Historic Films News

Raiding the Music-In-Film Ark - Joe Lauro

Blurt Online News

Christian Kiefer - May 27, 2009

The cultural archivist's massive trove of historic film preserves cinema, TV and music video for posterity.

In the closing scene of Raiders of the Lost Ark, we are given a brief fantasy into how we treat our history. After a long, absurd battle to retain possession of the fabled Ark of the Covenant, it ends up in the hands the American military who box it into a wooden crate and load it into a warehouse filled with infinite other such crates. Once a lost Ark and, in the end, a lost Ark redux.

My sympathy has never been with the protagonist, or with the fabled Ark, but rather with all those other boxes. What's in there? Robert Johnson's guitar? Instructions for tuning Nordic harps from the time of Beowulf? What else? I want to open those crates, rummage around them, catalog them so they can be easily searched, find more stuff to add to the collection (which, in this writer's case, would be less religious and more musical).

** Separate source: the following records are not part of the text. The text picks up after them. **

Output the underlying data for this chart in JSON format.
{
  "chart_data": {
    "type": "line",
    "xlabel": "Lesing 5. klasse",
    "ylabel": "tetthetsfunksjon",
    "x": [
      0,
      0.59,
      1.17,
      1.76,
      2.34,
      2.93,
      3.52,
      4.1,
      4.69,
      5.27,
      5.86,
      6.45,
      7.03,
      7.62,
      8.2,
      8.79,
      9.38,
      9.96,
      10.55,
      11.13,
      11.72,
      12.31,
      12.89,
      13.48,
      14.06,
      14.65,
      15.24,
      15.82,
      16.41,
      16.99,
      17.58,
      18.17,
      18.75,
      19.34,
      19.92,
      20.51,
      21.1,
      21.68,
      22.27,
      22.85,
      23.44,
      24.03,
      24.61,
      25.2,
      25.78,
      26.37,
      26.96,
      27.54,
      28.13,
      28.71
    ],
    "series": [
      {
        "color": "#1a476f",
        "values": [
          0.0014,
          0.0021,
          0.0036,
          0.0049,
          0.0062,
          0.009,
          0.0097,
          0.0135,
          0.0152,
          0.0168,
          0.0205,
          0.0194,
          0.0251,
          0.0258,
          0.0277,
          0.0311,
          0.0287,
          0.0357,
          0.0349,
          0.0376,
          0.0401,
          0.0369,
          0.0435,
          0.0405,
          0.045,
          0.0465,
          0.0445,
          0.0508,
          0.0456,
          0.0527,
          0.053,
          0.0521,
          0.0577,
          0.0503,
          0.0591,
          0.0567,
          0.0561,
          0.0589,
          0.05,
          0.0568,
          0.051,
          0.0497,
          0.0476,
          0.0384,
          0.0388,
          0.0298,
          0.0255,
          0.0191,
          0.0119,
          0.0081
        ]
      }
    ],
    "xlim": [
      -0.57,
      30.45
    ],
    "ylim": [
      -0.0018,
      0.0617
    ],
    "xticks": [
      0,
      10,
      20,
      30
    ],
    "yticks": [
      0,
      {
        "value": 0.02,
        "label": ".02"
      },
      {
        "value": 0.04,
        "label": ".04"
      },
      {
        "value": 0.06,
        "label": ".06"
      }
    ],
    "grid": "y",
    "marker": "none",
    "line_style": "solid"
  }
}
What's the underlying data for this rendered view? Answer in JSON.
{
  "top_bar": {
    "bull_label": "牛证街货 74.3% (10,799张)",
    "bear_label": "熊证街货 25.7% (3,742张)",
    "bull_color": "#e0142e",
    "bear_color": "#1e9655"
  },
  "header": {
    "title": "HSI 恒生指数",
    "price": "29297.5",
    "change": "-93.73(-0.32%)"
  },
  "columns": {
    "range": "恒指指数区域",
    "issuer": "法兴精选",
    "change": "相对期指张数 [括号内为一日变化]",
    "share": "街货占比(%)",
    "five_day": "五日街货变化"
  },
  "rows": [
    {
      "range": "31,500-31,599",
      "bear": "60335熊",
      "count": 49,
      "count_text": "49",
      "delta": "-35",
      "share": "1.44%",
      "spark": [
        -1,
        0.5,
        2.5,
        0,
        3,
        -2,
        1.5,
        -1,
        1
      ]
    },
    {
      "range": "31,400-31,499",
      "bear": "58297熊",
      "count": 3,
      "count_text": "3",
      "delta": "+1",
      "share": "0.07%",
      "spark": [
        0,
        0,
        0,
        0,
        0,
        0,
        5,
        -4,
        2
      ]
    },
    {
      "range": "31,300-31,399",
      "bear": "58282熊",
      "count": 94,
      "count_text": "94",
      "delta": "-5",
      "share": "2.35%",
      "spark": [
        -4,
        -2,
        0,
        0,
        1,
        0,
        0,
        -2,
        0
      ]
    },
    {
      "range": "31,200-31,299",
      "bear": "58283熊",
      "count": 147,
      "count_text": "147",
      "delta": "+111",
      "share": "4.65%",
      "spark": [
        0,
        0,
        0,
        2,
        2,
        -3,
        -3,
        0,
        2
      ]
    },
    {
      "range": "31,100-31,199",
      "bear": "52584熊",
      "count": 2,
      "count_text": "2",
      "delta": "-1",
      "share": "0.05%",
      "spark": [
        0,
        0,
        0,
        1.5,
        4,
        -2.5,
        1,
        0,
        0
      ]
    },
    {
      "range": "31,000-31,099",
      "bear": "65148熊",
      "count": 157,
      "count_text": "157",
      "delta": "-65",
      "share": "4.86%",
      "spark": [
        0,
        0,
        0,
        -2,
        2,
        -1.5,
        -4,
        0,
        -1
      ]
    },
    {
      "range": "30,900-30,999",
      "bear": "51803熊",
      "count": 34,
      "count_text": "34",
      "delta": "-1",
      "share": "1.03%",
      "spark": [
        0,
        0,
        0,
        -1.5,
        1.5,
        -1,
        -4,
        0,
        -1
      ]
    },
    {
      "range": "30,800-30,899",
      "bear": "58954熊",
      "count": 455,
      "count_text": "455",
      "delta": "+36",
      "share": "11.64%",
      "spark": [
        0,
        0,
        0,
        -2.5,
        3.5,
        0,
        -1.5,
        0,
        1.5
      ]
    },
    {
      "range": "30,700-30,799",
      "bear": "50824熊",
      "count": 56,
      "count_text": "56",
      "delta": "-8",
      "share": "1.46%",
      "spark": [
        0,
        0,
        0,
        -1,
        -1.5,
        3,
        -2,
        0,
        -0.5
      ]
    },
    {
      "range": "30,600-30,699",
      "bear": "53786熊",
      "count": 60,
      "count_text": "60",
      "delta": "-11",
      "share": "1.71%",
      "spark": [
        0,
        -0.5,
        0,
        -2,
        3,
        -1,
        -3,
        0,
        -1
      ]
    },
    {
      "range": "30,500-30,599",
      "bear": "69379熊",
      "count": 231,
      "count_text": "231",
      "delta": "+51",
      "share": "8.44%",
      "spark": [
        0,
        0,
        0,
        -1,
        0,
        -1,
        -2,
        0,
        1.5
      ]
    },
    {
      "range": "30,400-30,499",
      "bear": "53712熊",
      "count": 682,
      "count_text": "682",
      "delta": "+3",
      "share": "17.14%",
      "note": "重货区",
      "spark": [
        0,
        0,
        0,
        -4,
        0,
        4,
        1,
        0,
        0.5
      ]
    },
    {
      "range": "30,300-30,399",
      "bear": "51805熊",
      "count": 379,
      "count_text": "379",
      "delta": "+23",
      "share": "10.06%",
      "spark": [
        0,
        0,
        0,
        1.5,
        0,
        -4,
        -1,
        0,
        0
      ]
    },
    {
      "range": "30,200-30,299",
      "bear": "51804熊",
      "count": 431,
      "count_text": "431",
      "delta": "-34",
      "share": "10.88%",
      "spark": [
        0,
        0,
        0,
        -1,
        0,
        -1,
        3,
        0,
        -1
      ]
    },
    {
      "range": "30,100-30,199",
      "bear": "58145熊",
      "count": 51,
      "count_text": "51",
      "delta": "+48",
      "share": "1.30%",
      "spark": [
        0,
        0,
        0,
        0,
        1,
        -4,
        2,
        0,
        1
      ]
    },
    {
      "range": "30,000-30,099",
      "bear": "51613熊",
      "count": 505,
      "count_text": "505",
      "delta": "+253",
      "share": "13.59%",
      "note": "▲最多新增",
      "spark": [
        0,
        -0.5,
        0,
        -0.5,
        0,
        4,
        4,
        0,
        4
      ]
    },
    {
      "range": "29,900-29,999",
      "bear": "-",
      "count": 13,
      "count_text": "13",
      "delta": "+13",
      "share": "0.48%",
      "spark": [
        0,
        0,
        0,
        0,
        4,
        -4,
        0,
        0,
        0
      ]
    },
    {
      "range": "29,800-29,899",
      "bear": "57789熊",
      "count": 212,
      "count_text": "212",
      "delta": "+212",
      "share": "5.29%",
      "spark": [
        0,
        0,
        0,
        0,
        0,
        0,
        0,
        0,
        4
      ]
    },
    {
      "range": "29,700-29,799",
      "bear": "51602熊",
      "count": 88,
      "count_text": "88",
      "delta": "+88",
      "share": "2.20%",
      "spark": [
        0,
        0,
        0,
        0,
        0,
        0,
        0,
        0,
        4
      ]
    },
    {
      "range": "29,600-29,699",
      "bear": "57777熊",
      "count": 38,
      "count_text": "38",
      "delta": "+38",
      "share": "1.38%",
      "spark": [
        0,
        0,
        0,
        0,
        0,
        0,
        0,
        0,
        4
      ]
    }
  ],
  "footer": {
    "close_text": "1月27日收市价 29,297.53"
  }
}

Joe Lauro likely had much the same impulse. For him, it was 78rpm records at first, an obsession that started when he was twelve years old and extended on into his adult life, expanding and changing until he landed a job helping run a small archive. From there, Lauro went solo, opening his own popular culture film archive (with a focus on music and related media): The Historic Films Library.

If you've seen virtually any well-made music and/or pop culture documentary in recent years then you've been privy to Lauro's own collection of seemingly infinite crates (of film, not of Arks). The footage is almost inconceivable in both quantity and breadth, including backstage film from the set of The Wizard of Oz, the entire run of The Ed Sullivan Show, 1968's Live from the Bitter End variety show, the Murry "The K" Archive, the D.A. Pennebaker Archive, and the collection of the Center for Southern Folklore (just to name a few).

"I see it as a kind of mission," Lauro says, via telephone from his home in Sag Harbor, New York. "I'm a musicologist. I'm interested in letting people know about some of this music. It's the greatest contribution that [America] has given the world and it's just not taken that seriously by people in this country." Lauro has not only accumulated this material but he has preserved it, digitizing it for safety and ease of transfer, and has cataloged it so that filmmakers and researchers can put their fingers on the right material quickly and easily.

Indeed, the archival cataloging that Historic Films has accomplished is perhaps Lauro's most important contribution to the art of filmmaking. Ponder the idea that, when making a film about Muddy Waters (for example), one does not only need footage of Muddy himself but of the environs that the great bluesman inhabited. "We have footage of the nightclubs in the 1950s and 1960s where Muddy Waters performed," Lauro notes. "The venues, the parties, the places where this music was created. This material is all part of the story."

All of that is indexed via the Internet so that researchers (and you too, fair reader) can find what you're looking for. John Lennon and Frank Zappa performing "Scumbag" in 1969? Joe has it. How about Honey Boy Edwards (see the image, above) and Johnny Shines performing in the same year? Yes, Joe has that too. And, of course, much more.

"I've gone out of my way to accumulate as much of this material so that it can be used by other people who are doing documentaries or need this kind of thing," Lauro says. Indeed, it is his mission and his life's work. This is a religious quest of a sort -not for Lauro (who might balk at the description), but for us as a culture and, at that, not only America but the world. How much of this material might be lost to history were it not for his efforts?

In my imagination, I want there to be a dusty, crate-filled warehouse that this material lives in and so I'll continue to think of it in this way. For you though, take your hat and your whip to www.historicfilms.com and type a few words into the search box. You'll be surprised at what Joe Lauro has put his hands on and for the right project (and a modest fee), he just might allow you to put your hands on it too.